Only of value if this could be done exactly as they were the first time since this is basically detective work at this point. The basic approach seems to be fine so the devil will be in the implementation.
Ok, so I got it to work, but it’s not at all like the video.
I use ‘Current Position’ after setting the laser in the corner of the jig and throughout the process. That turns out to be x45,y45, and both the Laser box 9 dots in the upper right and the 9 dots in the toolbar are the same.
Cut the oval or whatever your job is.
Flip the drawing, and change both nine dots to be the lower left. Add 300 to the Y axis in the toolbar, and reposition the flipped workpiece to the lower part of the jig, which is 300mm inside the legs.
Burn again, and it does what I want.
I know it seems to be a lot of monkey motion, but, most importantly, it works, and two, just flipping the work like we think would work really doesn’t. I think it’s too dependent on the work being square and precisely measuring the width of the job. Both of those are achievable, but the method above works dependably.
I thank everyone for their input!
This is different than what was in your design. Refer below.

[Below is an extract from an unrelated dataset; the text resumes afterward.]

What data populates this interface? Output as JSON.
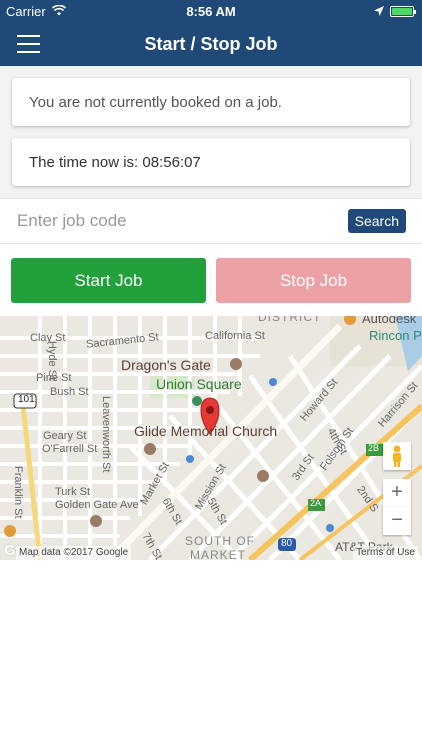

So overall height of jig here is 300 mm? This is contrary to below which shows a jig size of 365mm based on the design. So the design files you had relies on an internal jig height of 365.
I’m glad you have something that works although I suspect it won’t work generally for all designs since you’re moving from top-right job origin to bottom-left. You’re indexing on two dimensions rather than a single dimension.
However, either there’s something fundamentally wrong with the function of your machine of there’s a gap in the workflow.